We’re always looking at new opportunities for the sport. I can’t talk specifically on the Olympic Games as there’s a whole process undertaken to identify new sports there, but absolutely I believe that the Olympic Games needs to, in some way, represent the entirety of our sport, and the pathway for our athletes. It’s too early to say if there could be some crossover there, but is offshore racing – and particularly the Volvo Ocean Race - really important to World Sailing? Absolutely, yes.
What’s the trend in sailing as a whole? What are the common challenges faced across the sport?
It’s a big question. Sailing is such a unique sport with the combination of harnessing nature with technology, and all of the multidimensional skills that the athletes need to perform, whether that’s in small boat sailing or ocean racing. We are truly unique and we need to make sure that we’re communicating that, not only to sailing fans, but to new audiences that we’d really love to get to. I really hope over the next eight to 10 years, we, together with great partners like the Volvo Ocean Race, can grow the global fan base for the sport. I'm certain with the plans that we both have, there’s a real opportunity to not only bring a bunch of new fans, but also people wanting to get involved in the sport.
Do you think there is a clear pathway from an event such as the Olympic Games, to the Volvo Ocean Race?
I think we need to do more work to show that pathway to sailors coming into the sport. Of course, not every ocean sailor has to have done an Olympic campaign, it could be from other events that are out there, maybe cat sailing or similar, and ultimately into the Volvo Ocean Race. I think we need to explain that a little better. The Volvo Ocean Race is fantastic in terms of the endurance that you need, and that’s something personally I’m very passionate about – you have to marvel at what the teams go through to compete, and ultimately for someone to win the race.
We’re in an exciting time of innovation on the water. Do you think we’ll look back on the rise of foiling etc as being key moment in the sport?

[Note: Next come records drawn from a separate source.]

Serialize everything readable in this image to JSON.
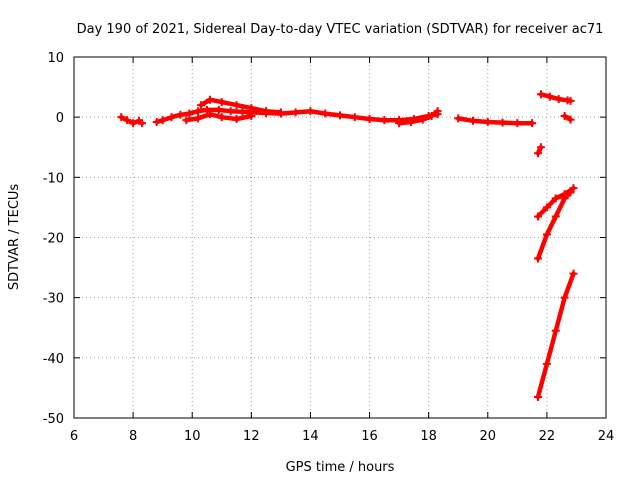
{
  "chart_data": {
    "type": "scatter",
    "title": "Day 190 of 2021, Sidereal Day-to-day VTEC variation (SDTVAR) for receiver ac71",
    "xlabel": "GPS time / hours",
    "ylabel": "SDTVAR / TECUs",
    "xlim": [
      6,
      24
    ],
    "ylim": [
      -50,
      10
    ],
    "xticks": [
      6,
      8,
      10,
      12,
      14,
      16,
      18,
      20,
      22,
      24
    ],
    "yticks": [
      -50,
      -40,
      -30,
      -20,
      -10,
      0,
      10
    ],
    "xtick_labels": [
      "6",
      "8",
      "10",
      "12",
      "14",
      "16",
      "18",
      "20",
      "22",
      "24"
    ],
    "ytick_labels": [
      "-50",
      "-40",
      "-30",
      "-20",
      "-10",
      "0",
      "10"
    ],
    "grid": true,
    "marker_color": "#ff0000",
    "series": [
      {
        "name": "SDTVAR",
        "segments": [
          {
            "x": [
              7.6,
              7.8,
              8.0,
              8.2,
              8.3
            ],
            "y": [
              0.0,
              -0.5,
              -1.0,
              -0.6,
              -1.0
            ]
          },
          {
            "x": [
              8.8,
              9.0,
              9.3,
              9.6,
              9.9,
              10.2,
              10.5,
              10.9,
              11.3,
              11.7,
              12.0,
              12.5,
              13.0,
              13.5,
              14.0,
              14.5,
              15.0,
              15.5,
              16.0,
              16.5,
              17.0,
              17.5,
              18.0,
              18.3
            ],
            "y": [
              -0.8,
              -0.5,
              0.0,
              0.4,
              0.6,
              1.0,
              1.2,
              1.2,
              1.0,
              0.9,
              0.8,
              0.7,
              0.6,
              0.8,
              1.0,
              0.6,
              0.3,
              0.0,
              -0.3,
              -0.5,
              -0.5,
              -0.3,
              0.2,
              0.5
            ]
          },
          {
            "x": [
              10.3,
              10.6,
              11.0,
              11.5,
              12.0,
              12.5,
              13.0
            ],
            "y": [
              2.0,
              2.9,
              2.5,
              2.0,
              1.5,
              1.0,
              0.8
            ]
          },
          {
            "x": [
              9.8,
              10.2,
              10.6,
              11.0,
              11.5,
              12.0
            ],
            "y": [
              -0.5,
              -0.2,
              0.5,
              0.0,
              -0.3,
              0.2
            ]
          },
          {
            "x": [
              17.0,
              17.4,
              17.8,
              18.1,
              18.3
            ],
            "y": [
              -1.0,
              -0.8,
              -0.4,
              0.2,
              1.0
            ]
          },
          {
            "x": [
              19.0,
              19.5,
              20.0,
              20.5,
              21.0,
              21.5
            ],
            "y": [
              -0.2,
              -0.6,
              -0.8,
              -0.9,
              -1.0,
              -1.0
            ]
          },
          {
            "x": [
              21.8,
              22.1,
              22.4,
              22.7,
              22.8
            ],
            "y": [
              3.8,
              3.4,
              3.0,
              2.8,
              2.7
            ]
          },
          {
            "x": [
              22.6,
              22.8
            ],
            "y": [
              0.2,
              -0.4
            ]
          },
          {
            "x": [
              21.7,
              21.8
            ],
            "y": [
              -6.0,
              -5.0
            ]
          },
          {
            "x": [
              21.7,
              22.0,
              22.3,
              22.6,
              22.9
            ],
            "y": [
              -16.5,
              -15.0,
              -13.5,
              -12.8,
              -11.8
            ]
          },
          {
            "x": [
              21.7,
              22.0,
              22.3,
              22.6,
              22.8
            ],
            "y": [
              -23.5,
              -19.5,
              -16.5,
              -13.5,
              -12.5
            ]
          },
          {
            "x": [
              21.7,
              22.0,
              22.3,
              22.6,
              22.9
            ],
            "y": [
              -46.5,
              -41.0,
              -35.5,
              -30.0,
              -26.0
            ]
          }
        ]
      }
    ]
  }
}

I think we’re in a game-changing era – but that doesn’t make other types of sailing second-class in any shape or form. The beauty of our sport is that it is so diverse. Whether you’re a boarder or you have the privilege of sailing on a J-boat, that’s the wonderful thing about it. Inshore, offshore, on a lake, it’s such a fantastic sport for appealing to every age, and both genders – we’re such a gender-equal sport that there aren’t really barriers to our sport.
We’re just weeks away from the Olympic Games in Rio. We have many Brazilian fans - what can are spectators expect to see?
I'm hugely excited. For all the challenges around the water, and people complaining about the state of it, the reality is that people have been sailing and racing around Guanabara Bay for decades. Brazilian sailors have been training there for years and years, and yes there's been lots of work done to improve the quality of the water, and to make sure that we have a fair field of play in terms of removing debris, but the most important thing for our sport is that it's going to be the most incredible backdrop. The sailors are now in the heart of the city again, which is really fantastic. I think the Brazilian fans, when they see Brazilian sailors like Robert Scheidt achieving potentially some incredible outcomes, will get truly engaged with it. It’s going to be a great atmosphere.
You mentioned the criticism around the water pollution in Rio. Do you think sailing as a whole does enough on this issue?
We’ve worked relentlessly with the Rio Organising Committee and the city and state governments to do what we can about Guanabara Bay. For us as a sport, do we need to do more? I think we do. I think we need to continue to work to set the right standards for water quality in venues where international competition takes place, and that’s going to be one thing that’s on my agenda long-term, but very importantly I think we need to lead on the area of sustainability within our sport and do whatever we can to ensure that sailors, as, ultimately, guardians of the ocean, can feel responsible and become advocates for this incredible playground. It’s not just about Olympic sailors, it's about everyone.